Aiuto al suicidio, il messaggio della Corte Costituzionale
Per riassumere, la Corte di fatto ha affermato che l’aiuto al suicidio (se il soggetto muore o ne ricava una lesione grave) non può essere considerato come reato sempre e
comunque, cosa invece prevista dall'attuale art. 580 del Codice penale. In pratica, l'incostituzionalità di tale norma è certa, altrimenti la Consulta avrebbe dichiarato inammissibile il
ricorso, rigettandolo, e non avrebbe chiesto al Parlamento di intervenire. Quello che però, dice la Consulta, è necessario fare, è definire i contorni di tale liceità, giacché
la stessa Corte ha ritenuto vi fossero ampie ragioni per non abrogare l'articolo e rendere lecito in ogni modo e forma l'aiuto al suicidio (liberalizzazione assoluta). Nella stessa ordinanza, la
Consulta indicava che il riconoscere come una violazione della legge l'aiuto al suicidio è “funzionale alla tutela del diritto alla vita, soprattutto delle persone più deboli e
vulnerabili, che l’ordinamento penale intende proteggere da una scelta estrema e irreparabile, come quella del suicidio”, e tale esigenza veniva indicata come “di
perdurante attualità”. Quindi, secondo la Corte è nella distinzione dei casi specifici e nell'individuazione dei percorsi giuridici concreti in caso di aiuto al suicidio che si gioca la
partita, e questo è stato il “compito” a casa lasciato al Parlamento. E finora ignorato.

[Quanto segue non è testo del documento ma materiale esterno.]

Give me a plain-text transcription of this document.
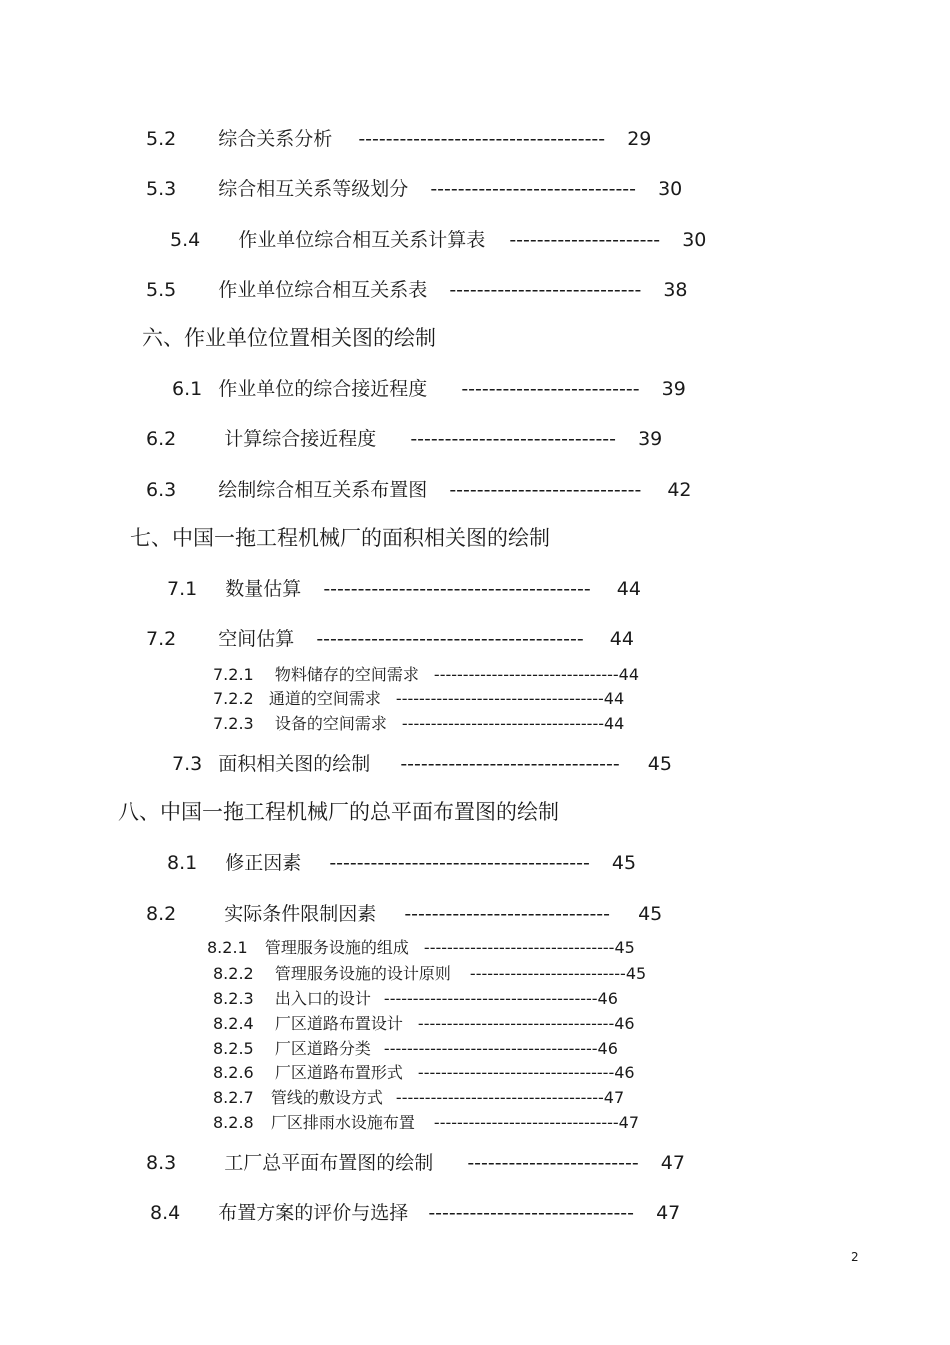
5.2 综合关系分析 ------------------------------------ 29
5.3 综合相互关系等级划分 ------------------------------ 30
5.4 作业单位综合相互关系计算表 ---------------------- 30
5.5 作业单位综合相互关系表 ---------------------------- 38
六、作业单位位置相关图的绘制
6.1 作业单位的综合接近程度 -------------------------- 39
6.2	计算综合接近程度 ------------------------------ 39
6.3 绘制综合相互关系布置图 ---------------------------- 42
七、中国一拖工程机械厂的面积相关图的绘制
7.1 数量估算 --------------------------------------- 44
7.2 空间估算 --------------------------------------- 44
7.2.1 物料储存的空间需求 --------------------------------44
7.2.2 通道的空间需求 ------------------------------------44
7.2.3 设备的空间需求 -----------------------------------44
7.3 面积相关图的绘制 -------------------------------- 45
八、中国一拖工程机械厂的总平面布置图的绘制
8.1 修正因素 -------------------------------------- 45
8.2	实际条件限制因素 ------------------------------ 45
8.2.1 管理服务设施的组成 ---------------------------------45
8.2.2 管理服务设施的设计原则 ---------------------------45
8.2.3 出入口的设计 -------------------------------------46
8.2.4 厂区道路布置设计 ----------------------------------46
8.2.5 厂区道路分类 -------------------------------------46
8.2.6 厂区道路布置形式 ----------------------------------46
8.2.7 管线的敷设方式 ------------------------------------47
8.2.8 厂区排雨水设施布置 --------------------------------47
8.3	工厂总平面布置图的绘制 ------------------------- 47
8.4 布置方案的评价与选择 ------------------------------ 47
2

Il Parlamento inerte davanti al dilemma sull'aiuto al suicidio
Il dibattito parlamentare è finito in un vicolo cieco. Almeno per ora. Da un lato ci sono i testi di legge di chi, partendo dalla richiesta della Corte, punta ad allargare gli spazi di
manovra possibili anche ben oltre quanto richiesto dalla Consulta, con un'apertura indiscriminata o con la previsione di una fattispecie eutanasia attiva. Dall'altro, chi tenta di
rintuzzare (forse ormai fuori tempo massimo) la decisione della Corte. In tal senso, la proposta presentata dalla Lega (primo firmatario Alessandro Pagano) oltre ad una
serie di interventi sulla legge delle Dat (il cosiddetto testamento biologico) prevede una aggiunta all'articolo 580 del codice penale, prevedendo una pena più mite nei
casi in cui l'aiuto al suicidio sia realizzato “nei confronti di una persona tenuta in vita solo mediante strumenti di sostegno vitale e affetta da una patologia irreversibile fonte di
intollerabile sofferenza”. Una previsione di pena da sei mesi a due anni (e non da 5 anni a 12 anni) applicabile solo se l'autore “convive stabilmente con il malato e agisce in stato di
grave turbamento determinato dalla sofferenza dello stesso”. Un modo per restringere i futuri casi assimilabili alla vicenda Cappato-Fabo, mitigando ma non eliminando la
pena per l'aiuto al suicidio. Nè le prime né la seconda opzione parlamentare finora hanno avuto successo. E la palla sta per ritornare alla Corte e alle sue difficili decisioni.